Friday, 26 November 2010
Networking For the Rest of Us
Network Know-How: An Essential Guide for the Accidental Admin
No Starch Press
It is unlikely that those with extensive theoretical and practical experience of designing, building and maintaining small computer networks will find much of interest in John Ross' book. However, if like me you are the archetypal "accidental admin", this may just be the most useful computer book that you ever buy!
In Network Know-how, Ross introduces the novice network manager to the basic concepts of networking and provides important insights into why things work (or sometimes don’t work) in small network environments. He offers practical advice on LAN design as well as equipment and infrastructure installation, giving concise instructions on how to setup and operate a range of servers, clients, and peripherals. All this Ross achieves without resorting to unnecessary jargon or gross over-simplification: in short, it is networking for the rest of us!
Given the extensive range of hardware and software available, the book does tend to be understandably vague regarding hardware and, in places, a little Windows-centric. Nevertheless, Ross has been careful to provide pointers for Mac and Linux users even if it is not as comprehensive as one would have liked and, because he explains the principles of networking so well, these signposts are more than sufficient to cope with all but the most specialised kit.
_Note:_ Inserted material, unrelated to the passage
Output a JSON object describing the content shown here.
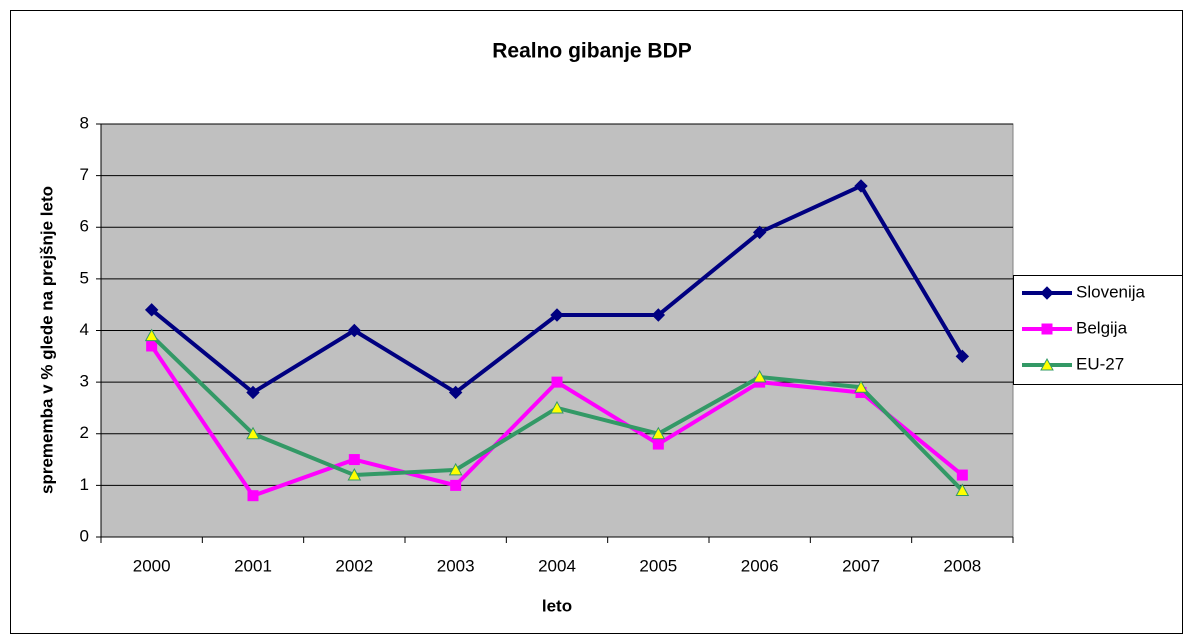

Reading this book has resulted in significantly improved security in my own network and the ability to share files and services across multiple operating platforms (Windows, Windows Mobile, & Linux) and devices.
Overall, this book is a thoroughly recommended tract on networking for non-specialists. As with all books of the genre, this one is over-priced. However, don't let this fool you into believing that it is not value for money: if you want a secure and reliable network over which you can share data and resources, this is an excellent introduction.